Elle était l’une des trois femmes prétendant être des membres de la famille Booth qui ont témoigné hier à l’appui d’une pétition pour que les restes de la tombe soient exhumés et identifiés.

La pétition a été lancée par les historiens Nathaniel Orlowek et Arthur Ben Chitty, qui ont longtemps cru que Booth avait échappé à ses poursuivants en 1865.

Il est opposé au cimetière de Green Mount. L’exhumation a peu de chances de prouver quoi que ce soit 126 ans après l’inhumation là-bas, soutiennent les avocats du cimetière, et il y a une forte probabilité de perturber d’autres restes.

Ce serait « la troisième fois que les restes de John Wilkes Booth sont perturbés », a déclaré l’avocat de Green Mount, Francis J. Gorman. « Je ne pense pas que quelqu’un aurait souhaité cela à l’un de nos ancêtres, peu importe ce qu’ils avaient fait. »

L’audience devant le juge Joseph H. H. Kaplan devait se poursuivre aujourd’hui. On s’attendait à ce que Mm. Orlowek et Chitty témoignent que l’exhumation pourrait résoudre la controverse.

Les avocats du cimetière ont fait valoir que les pétitionnaires étaient motivés par une offre d’argent et de publicité. Green Mount est prêt avec ses propres historiens, dont James O. Hall, 82 ans, co-auteur de « Come Retribution », une histoire de l’assassinat. Il appelle les théories de l’évasion « un non-sens total. »

Les textes historiques enseignent que l’assassin de Lincoln a été abattu en avril 1865, probablement par un soldat, alors qu’il se cachait dans une grange à tabac en feu près de Bowling Green, en Virginie. Le corps a d’abord été enterré dans une cellule de la prison de Washington, déplacé sur un autre site de la prison, puis réinhumé par sa famille en 1869 dans leur parcelle de cimetière de Baltimore. L’histoire dit qu’il n’a laissé aucun enfant.

Virginie Eleanor Humbrecht Kline de Warminster, Pennsylvanie., a témoigné qu’elle descend de la tante de Booth, Jane Booth.

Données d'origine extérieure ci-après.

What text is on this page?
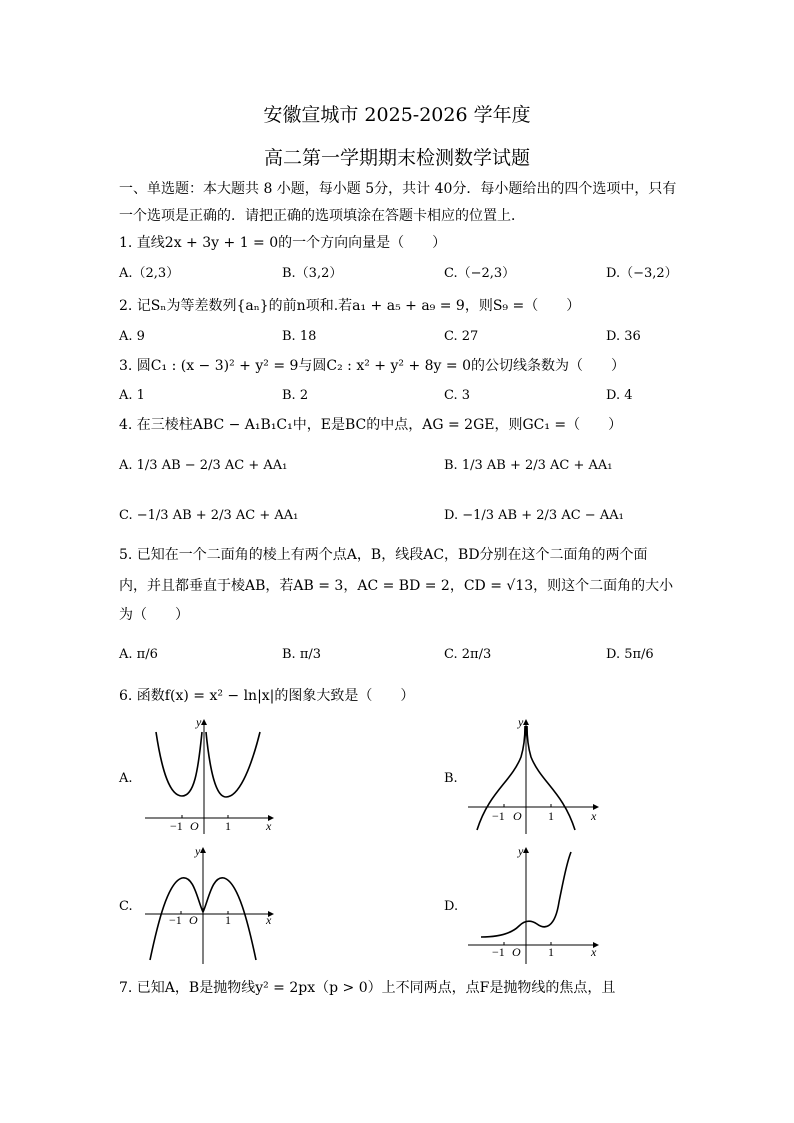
安徽宣城市 2025-2026 学年度
高二第一学期期末检测数学试题
一、单选题：本大题共 8 小题，每小题 5分，共计 40分．每小题给出的四个选项中，只有
一个选项是正确的．请把正确的选项填涂在答题卡相应的位置上．
1. 直线2x + 3y + 1 = 0的一个方向向量是（　　）
A.（2,3）	B.（3,2）	C.（−2,3）	D.（−3,2）
2. 记Sₙ为等差数列{aₙ}的前n项和.若a₁ + a₅ + a₉ = 9，则S₉ =（　　）
A. 9	B. 18	C. 27	D. 36
3. 圆C₁ : (x − 3)² + y² = 9与圆C₂ : x² + y² + 8y = 0的公切线条数为（　　）
A. 1	B. 2	C. 3	D. 4
4. 在三棱柱ABC − A₁B₁C₁中，E是BC的中点，AG = 2GE，则GC₁ =（　　）
A. 1/3 AB − 2/3 AC + AA₁	B. 1/3 AB + 2/3 AC + AA₁
C. −1/3 AB + 2/3 AC + AA₁	D. −1/3 AB + 2/3 AC − AA₁
5. 已知在一个二面角的棱上有两个点A，B，线段AC，BD分别在这个二面角的两个面
内，并且都垂直于棱AB，若AB = 3，AC = BD = 2，CD = √13，则这个二面角的大小
为（　　）
A. π/6	B. π/3	C. 2π/3	D. 5π/6
6. 函数f(x) = x² − ln|x|的图象大致是（　　）
A.	B.
C.	D.
y
x
O
−1	1
y
x
O
−1	1
y
x
O
−1	1
y
x
O
−1	1
7. 已知A，B是抛物线y² = 2px（p > 0）上不同两点，点F是抛物线的焦点，且
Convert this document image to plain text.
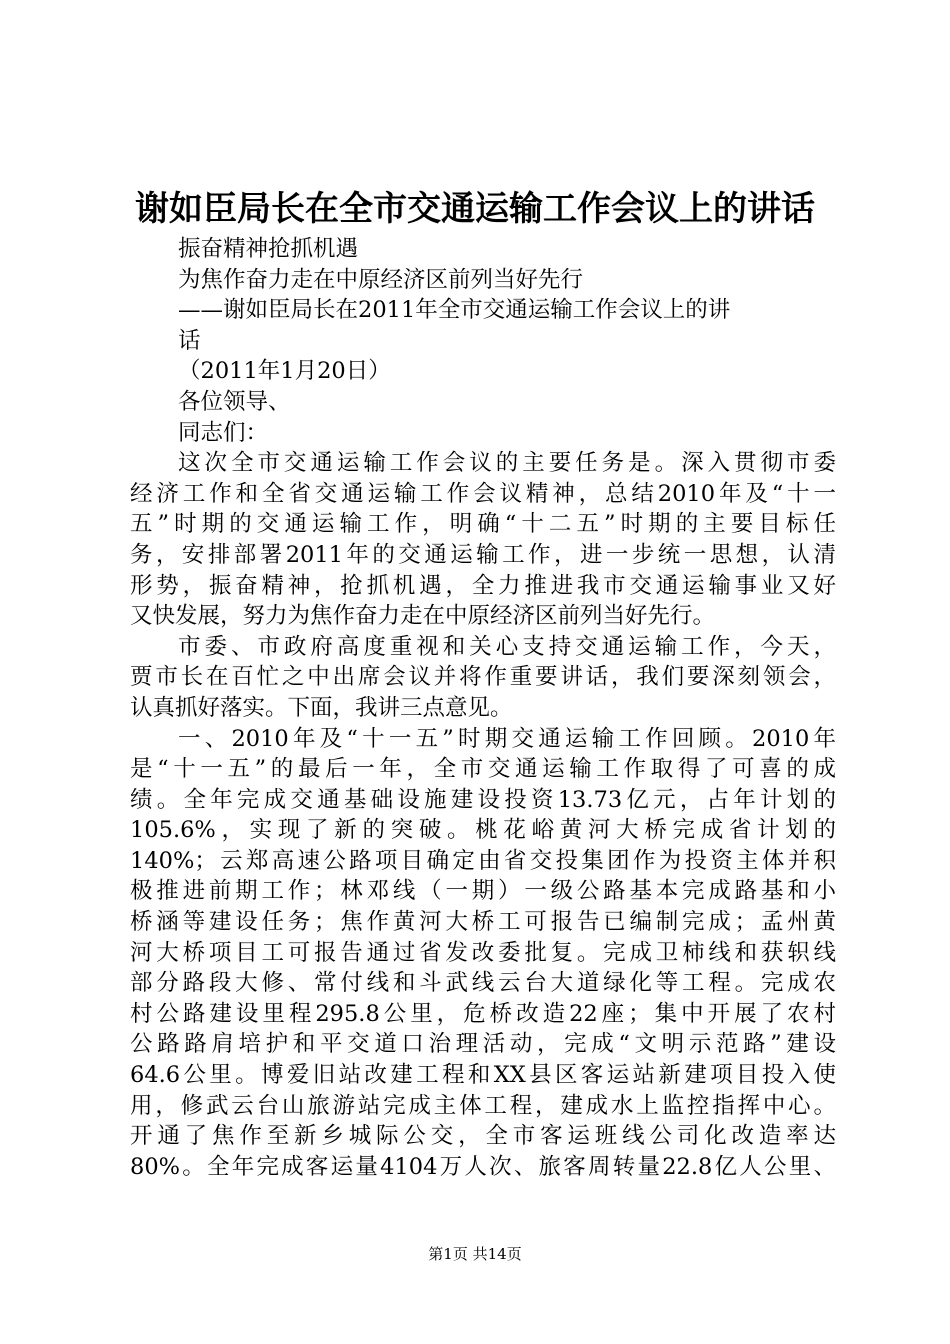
谢如臣局长在全市交通运输工作会议上的讲话

振奋精神抢抓机遇

为焦作奋力走在中原经济区前列当好先行

——谢如臣局长在2011年全市交通运输工作会议上的讲

话

（2011年1月20日）

各位领导、

同志们：

这次全市交通运输工作会议的主要任务是。深入贯彻市委

经济工作和全省交通运输工作会议精神，总结2010年及“十一

五”时期的交通运输工作，明确“十二五”时期的主要目标任

务，安排部署2011年的交通运输工作，进一步统一思想，认清

形势，振奋精神，抢抓机遇，全力推进我市交通运输事业又好

又快发展，努力为焦作奋力走在中原经济区前列当好先行。

市委、市政府高度重视和关心支持交通运输工作，今天，

贾市长在百忙之中出席会议并将作重要讲话，我们要深刻领会，

认真抓好落实。下面，我讲三点意见。

一、2010年及“十一五”时期交通运输工作回顾。2010年

是“十一五”的最后一年，全市交通运输工作取得了可喜的成

绩。全年完成交通基础设施建设投资13.73亿元，占年计划的

105.6%，实现了新的突破。桃花峪黄河大桥完成省计划的

140%；云郑高速公路项目确定由省交投集团作为投资主体并积

极推进前期工作；林邓线（一期）一级公路基本完成路基和小

桥涵等建设任务；焦作黄河大桥工可报告已编制完成；孟州黄

河大桥项目工可报告通过省发改委批复。完成卫柿线和获轵线

部分路段大修、常付线和斗武线云台大道绿化等工程。完成农

村公路建设里程295.8公里，危桥改造22座；集中开展了农村

公路路肩培护和平交道口治理活动，完成“文明示范路”建设

64.6公里。博爱旧站改建工程和XX县区客运站新建项目投入使

用，修武云台山旅游站完成主体工程，建成水上监控指挥中心。

开通了焦作至新乡城际公交，全市客运班线公司化改造率达

80%。全年完成客运量4104万人次、旅客周转量22.8亿人公里、

第1页 共14页
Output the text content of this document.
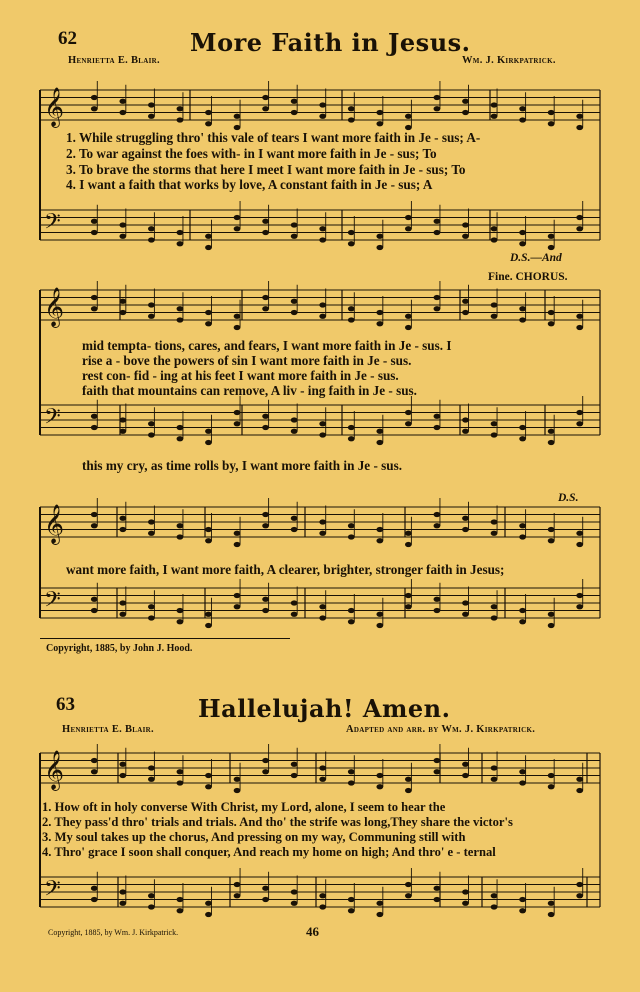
𝄞
𝄢
𝄞
𝄢
𝄞
𝄢
𝄞
𝄢
62	More Faith in Jesus.
Henrietta E. Blair.	Wm. J. Kirkpatrick.
1. While struggling thro' this vale of tears I want more faith in Je - sus; A-
2. To war against the foes with- in I want more faith in Je - sus; To
3. To brave the storms that here I meet I want more faith in Je - sus; To
4. I want a faith that works by love, A constant faith in Je - sus; A
D.S.—And
Fine. CHORUS.
mid tempta- tions, cares, and fears, I want more faith in Je - sus. I
rise a - bove the powers of sin I want more faith in Je - sus.
rest con- fid - ing at his feet I want more faith in Je - sus.
faith that mountains can remove, A liv - ing faith in Je - sus.
this my cry, as time rolls by, I want more faith in Je - sus.
D.S.
want more faith, I want more faith, A clearer, brighter, stronger faith in Jesus;
Copyright, 1885, by John J. Hood.
63	Hallelujah! Amen.
Henrietta E. Blair.	Adapted and arr. by Wm. J. Kirkpatrick.
1. How oft in holy converse With Christ, my Lord, alone, I seem to hear the
2. They pass'd thro' trials and trials. And tho' the strife was long,They share the victor's
3. My soul takes up the chorus, And pressing on my way, Communing still with
4. Thro' grace I soon shall conquer, And reach my home on high; And thro' e - ternal
Copyright, 1885, by Wm. J. Kirkpatrick.	46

Mme Kline s’est d’abord opposée à l’exhumation, mais a déclaré qu’elle avait depuis changé d’avis. « Je veux savoir s’il y a vraiment un étranger dans cette tombe », a-t-elle déclaré au tribunal.

Sa sœur, Marie Worster, 80 ans, d’Oreland, Pennsylvanie., est censé tenir les papiers sur le terrain du Mont Vert et a signé une lettre soutenant l’exhumation. Mais elle n’a pas assisté à l’audience ni produit les documents de propriété. « Elle aime avoir le contrôle », a déclaré Mme Kline à propos de sa sœur.

Lois White Rathbun, 44 ans, de Hopkinton, R.I., a déclaré qu’elle descendait du frère aîné de Booth, le célèbre acteur Edwin Booth. Elle s’attendait depuis longtemps à ce que quelqu’un cherche à ouvrir la tombe de Baltimore et veut maintenant s’assurer que cela se fasse correctement. « Pour des raisons historiques, nous devrions être précis », a-t-elle déclaré.

Seule Lisa Booth Booth (une Booth de naissance qui a épousé un Booth sans lien de parenté) prétend être directement descendante de John Wilkes Booth. Le Lynchburg, âgé de 40 ans, en Virginie., résident soutient sa demande avec des entrées bibliques familiales et les histoires que son grand-père, John Wilkes Booth Jr., a racontées jusqu’à sa mort en 1981.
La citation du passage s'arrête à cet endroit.